Dallas-based Energy Transfer Partners will have to cough up another $100,000 to pay for an independent review of its construction of the biggest-capacity pipeline proposed to move crude from North Dakota’s oil patch. The state Emergency Commission voted recently to charge the company to cover the cost of the third-party monitoring for the proposed $3.8 billion, 1,130 mile-long Dakota Access Pipeline.

Once completed, the pipeline will move nearly 600,000 barrels of crude a day from North Dakota to Illinois. The pipeline capacity represents nearly half of the state’s current production. Just the North Dakota stretch of the pipeline will carry a cost of $1.4 billion. Energy Transfer says it expects to obtain all of the construction permits in the four involved states by the end of 2016.

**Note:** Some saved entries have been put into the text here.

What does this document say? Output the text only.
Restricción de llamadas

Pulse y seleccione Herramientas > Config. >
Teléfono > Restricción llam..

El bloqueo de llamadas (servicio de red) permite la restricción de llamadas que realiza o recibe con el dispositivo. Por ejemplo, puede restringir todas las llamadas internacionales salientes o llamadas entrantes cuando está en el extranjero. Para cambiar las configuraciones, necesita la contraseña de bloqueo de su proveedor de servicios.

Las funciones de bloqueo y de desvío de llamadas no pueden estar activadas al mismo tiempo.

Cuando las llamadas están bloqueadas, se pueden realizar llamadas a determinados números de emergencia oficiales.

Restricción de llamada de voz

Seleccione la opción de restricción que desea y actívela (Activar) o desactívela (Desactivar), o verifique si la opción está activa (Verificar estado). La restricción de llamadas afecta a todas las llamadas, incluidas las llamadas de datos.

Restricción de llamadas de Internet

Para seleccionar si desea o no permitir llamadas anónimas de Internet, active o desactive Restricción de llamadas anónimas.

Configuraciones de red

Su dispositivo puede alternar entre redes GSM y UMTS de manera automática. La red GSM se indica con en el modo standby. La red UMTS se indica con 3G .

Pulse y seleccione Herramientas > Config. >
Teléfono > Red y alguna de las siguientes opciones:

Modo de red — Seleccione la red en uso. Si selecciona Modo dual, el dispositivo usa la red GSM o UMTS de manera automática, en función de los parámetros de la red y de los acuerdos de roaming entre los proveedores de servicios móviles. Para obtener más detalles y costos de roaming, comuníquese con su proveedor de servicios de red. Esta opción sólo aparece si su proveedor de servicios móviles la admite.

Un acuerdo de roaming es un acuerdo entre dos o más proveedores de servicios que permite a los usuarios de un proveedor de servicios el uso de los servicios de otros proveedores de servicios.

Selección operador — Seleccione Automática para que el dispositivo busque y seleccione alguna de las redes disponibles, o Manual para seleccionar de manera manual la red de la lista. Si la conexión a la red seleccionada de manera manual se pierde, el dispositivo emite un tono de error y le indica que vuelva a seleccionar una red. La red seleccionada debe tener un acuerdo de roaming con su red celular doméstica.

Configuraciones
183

The $100,000 additional fee will cover the state’s monitoring of construction as well as removal, replacement and reseeding of the soil. The monitoring fees required by North Dakota have existed since 2008 but this is the first time the monitoring fee has gone beyond just $100,000. State leaders say they will make the same request of Enbridge Energy as it builds its proposed $2.6 billion Sandpiper pipeline to carry oil from North Dakota to Superior, Wisconsin.